Burnt Hills - Amphipacifica (House of Alchemy CD-R)


Ah, another Burnt Hills. The Albany crew's been busy lately, having just released this, a Ruralfaune number and a beautiful Noiseville LP, all of which will likely be covered here. Figured I'd start with this one though, as Adam from House of Alchemy just got in touch with me randomly about a day after getting handed a bunch of stuff from his label and Chapels project. Small world.

As far as this particular disc goes though, it's a totally wild one. Stripped down to, would you believe it, a quartet, Jack, Ray, Eric and Sick Llana get together for an hour long cathartic blast. If you're thinking that Burnt Hills are losing their edge then ("These guys are going all soft on us, what with this quartet approach--who do they think they are, the Stones?"), well, you thought wrong. Rather this is one of the most chaotic, noisiest discs in the unit's cannon, a total shredder of a track whose guitars interweave into a psychedelic cesspool atop gently writhing drums. The usual you say? Me thinks not. Eventually this thing dissolves into the thickest batch of noise these guys have ever conjured. Totally grinding, menacing stuff, the latter half of this bad boy is unforgiving as hell. Thick analog murk does battle with increasingly lethargic drum builds that speak to the physicality of the approach. Some weird synth stuff eventually takes over for a bit, bouncing all over the place with jubilant distress. I'm guessing this is Ray, as he's usually the man manning the pedal setup at shows, and he has a knack for taking his vocals and turning them into some truly odd blips, shrieks and creaks.

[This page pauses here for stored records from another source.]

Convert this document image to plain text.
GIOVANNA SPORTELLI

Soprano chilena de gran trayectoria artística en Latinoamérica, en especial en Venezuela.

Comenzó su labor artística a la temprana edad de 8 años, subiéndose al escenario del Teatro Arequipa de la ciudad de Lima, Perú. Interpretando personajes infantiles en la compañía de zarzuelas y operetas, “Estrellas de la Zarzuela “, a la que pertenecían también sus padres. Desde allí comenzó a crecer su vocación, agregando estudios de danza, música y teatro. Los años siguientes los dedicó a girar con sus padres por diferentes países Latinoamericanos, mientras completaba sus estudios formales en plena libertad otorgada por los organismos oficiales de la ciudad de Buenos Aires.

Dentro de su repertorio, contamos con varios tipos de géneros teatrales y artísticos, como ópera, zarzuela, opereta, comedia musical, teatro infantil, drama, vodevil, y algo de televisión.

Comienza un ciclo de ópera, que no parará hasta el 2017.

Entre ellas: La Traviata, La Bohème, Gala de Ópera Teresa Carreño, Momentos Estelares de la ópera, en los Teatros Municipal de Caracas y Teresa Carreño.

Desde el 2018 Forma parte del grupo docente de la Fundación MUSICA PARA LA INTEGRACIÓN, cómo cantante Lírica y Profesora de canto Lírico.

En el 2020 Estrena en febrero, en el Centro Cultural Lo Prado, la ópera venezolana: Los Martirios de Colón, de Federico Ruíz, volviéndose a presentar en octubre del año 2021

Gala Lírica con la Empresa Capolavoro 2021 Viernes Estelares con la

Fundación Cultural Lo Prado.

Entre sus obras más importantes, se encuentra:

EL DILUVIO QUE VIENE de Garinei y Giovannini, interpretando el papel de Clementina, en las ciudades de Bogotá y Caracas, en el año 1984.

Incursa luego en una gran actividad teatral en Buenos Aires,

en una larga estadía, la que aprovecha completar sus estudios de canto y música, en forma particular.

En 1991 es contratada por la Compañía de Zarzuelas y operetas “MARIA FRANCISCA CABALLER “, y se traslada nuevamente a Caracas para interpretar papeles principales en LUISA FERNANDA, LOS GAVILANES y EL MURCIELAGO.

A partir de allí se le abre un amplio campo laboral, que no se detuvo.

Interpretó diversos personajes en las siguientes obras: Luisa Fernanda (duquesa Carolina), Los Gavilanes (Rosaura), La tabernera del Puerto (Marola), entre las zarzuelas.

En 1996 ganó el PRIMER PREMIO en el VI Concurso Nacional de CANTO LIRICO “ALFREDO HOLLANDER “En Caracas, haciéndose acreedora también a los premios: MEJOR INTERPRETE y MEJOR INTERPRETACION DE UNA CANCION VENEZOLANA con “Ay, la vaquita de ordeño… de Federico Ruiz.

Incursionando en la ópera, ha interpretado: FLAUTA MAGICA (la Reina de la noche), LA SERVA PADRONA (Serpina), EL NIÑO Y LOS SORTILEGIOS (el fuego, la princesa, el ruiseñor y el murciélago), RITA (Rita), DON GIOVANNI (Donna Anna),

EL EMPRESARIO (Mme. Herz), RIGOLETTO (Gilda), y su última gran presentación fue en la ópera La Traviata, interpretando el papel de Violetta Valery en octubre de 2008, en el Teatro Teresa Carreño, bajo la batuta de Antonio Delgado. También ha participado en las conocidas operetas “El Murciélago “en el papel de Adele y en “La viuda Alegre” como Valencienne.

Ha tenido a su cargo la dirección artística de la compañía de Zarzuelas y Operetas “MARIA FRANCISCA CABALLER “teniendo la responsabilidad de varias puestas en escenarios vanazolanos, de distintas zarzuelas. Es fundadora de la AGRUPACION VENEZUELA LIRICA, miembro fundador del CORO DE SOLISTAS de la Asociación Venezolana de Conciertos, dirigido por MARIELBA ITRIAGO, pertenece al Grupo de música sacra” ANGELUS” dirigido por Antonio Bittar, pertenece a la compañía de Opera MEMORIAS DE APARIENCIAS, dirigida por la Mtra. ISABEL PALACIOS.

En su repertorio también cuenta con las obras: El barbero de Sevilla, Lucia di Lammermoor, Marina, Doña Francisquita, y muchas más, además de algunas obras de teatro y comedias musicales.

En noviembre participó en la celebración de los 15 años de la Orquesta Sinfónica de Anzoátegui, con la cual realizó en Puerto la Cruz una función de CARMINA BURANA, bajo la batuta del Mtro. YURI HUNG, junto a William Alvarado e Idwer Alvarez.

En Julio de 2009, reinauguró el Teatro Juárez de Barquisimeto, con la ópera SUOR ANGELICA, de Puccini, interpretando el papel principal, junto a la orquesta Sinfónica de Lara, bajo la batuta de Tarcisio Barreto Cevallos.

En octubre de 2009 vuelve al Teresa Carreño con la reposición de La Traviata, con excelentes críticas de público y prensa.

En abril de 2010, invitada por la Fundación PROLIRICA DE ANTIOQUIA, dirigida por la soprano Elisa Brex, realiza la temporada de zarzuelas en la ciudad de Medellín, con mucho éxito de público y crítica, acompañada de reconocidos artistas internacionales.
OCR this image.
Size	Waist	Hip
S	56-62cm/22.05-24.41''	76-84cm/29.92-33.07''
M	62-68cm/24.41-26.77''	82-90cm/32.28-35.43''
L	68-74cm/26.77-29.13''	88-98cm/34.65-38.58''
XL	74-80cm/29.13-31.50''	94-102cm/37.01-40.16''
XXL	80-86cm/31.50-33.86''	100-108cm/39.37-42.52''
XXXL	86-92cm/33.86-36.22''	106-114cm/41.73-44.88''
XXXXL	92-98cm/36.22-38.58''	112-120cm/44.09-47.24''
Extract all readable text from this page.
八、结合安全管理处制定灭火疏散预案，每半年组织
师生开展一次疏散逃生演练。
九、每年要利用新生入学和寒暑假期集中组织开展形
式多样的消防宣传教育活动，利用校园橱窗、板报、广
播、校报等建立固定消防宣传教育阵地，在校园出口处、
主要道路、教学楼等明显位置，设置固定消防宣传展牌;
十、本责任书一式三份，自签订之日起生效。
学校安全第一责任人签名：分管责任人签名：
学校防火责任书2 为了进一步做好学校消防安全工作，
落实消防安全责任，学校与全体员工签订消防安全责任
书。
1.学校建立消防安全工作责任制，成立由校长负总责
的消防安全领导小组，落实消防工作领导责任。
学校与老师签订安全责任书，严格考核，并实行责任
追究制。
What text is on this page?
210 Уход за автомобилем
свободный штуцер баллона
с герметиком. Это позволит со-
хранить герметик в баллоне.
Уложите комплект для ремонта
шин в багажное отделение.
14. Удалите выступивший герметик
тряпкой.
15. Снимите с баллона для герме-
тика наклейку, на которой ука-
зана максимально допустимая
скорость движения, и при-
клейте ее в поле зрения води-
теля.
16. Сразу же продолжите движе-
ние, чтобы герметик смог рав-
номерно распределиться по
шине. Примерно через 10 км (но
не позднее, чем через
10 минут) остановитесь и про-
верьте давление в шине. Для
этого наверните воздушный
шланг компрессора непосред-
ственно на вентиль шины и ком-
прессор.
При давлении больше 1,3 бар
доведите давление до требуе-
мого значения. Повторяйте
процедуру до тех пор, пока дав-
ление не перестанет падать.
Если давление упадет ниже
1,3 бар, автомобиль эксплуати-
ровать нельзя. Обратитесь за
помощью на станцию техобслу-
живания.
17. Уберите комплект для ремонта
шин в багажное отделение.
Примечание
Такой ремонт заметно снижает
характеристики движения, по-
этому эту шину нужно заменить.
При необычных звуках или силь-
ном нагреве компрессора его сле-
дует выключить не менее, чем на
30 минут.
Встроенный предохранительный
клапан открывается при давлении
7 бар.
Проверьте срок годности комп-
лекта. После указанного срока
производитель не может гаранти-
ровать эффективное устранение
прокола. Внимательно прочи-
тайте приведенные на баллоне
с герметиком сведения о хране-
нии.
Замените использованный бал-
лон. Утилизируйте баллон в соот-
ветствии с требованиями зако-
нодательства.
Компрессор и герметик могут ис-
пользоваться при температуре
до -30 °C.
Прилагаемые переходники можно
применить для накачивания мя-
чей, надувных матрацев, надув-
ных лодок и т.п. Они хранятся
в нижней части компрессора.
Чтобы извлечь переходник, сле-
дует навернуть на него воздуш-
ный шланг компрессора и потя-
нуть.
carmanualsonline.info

When the rest join back in, it is utter demolition, with screeching guitars rebounding around the concrete walls of Helderberg's underbelly as they ascend toward noise-screech heaven. Really sprawling stuff, and totally unforgiving in its vision as always. Gorgeous work in an absolutely beautiful package complete with see-through wax paper and gold prints. A killer manifestation of this unit which shifts personnel every Monday night. The fluidity of such an approach however, rather than closing off possibilities, opens them up into a canvas of thick internal instrument unification. As always, a slayer.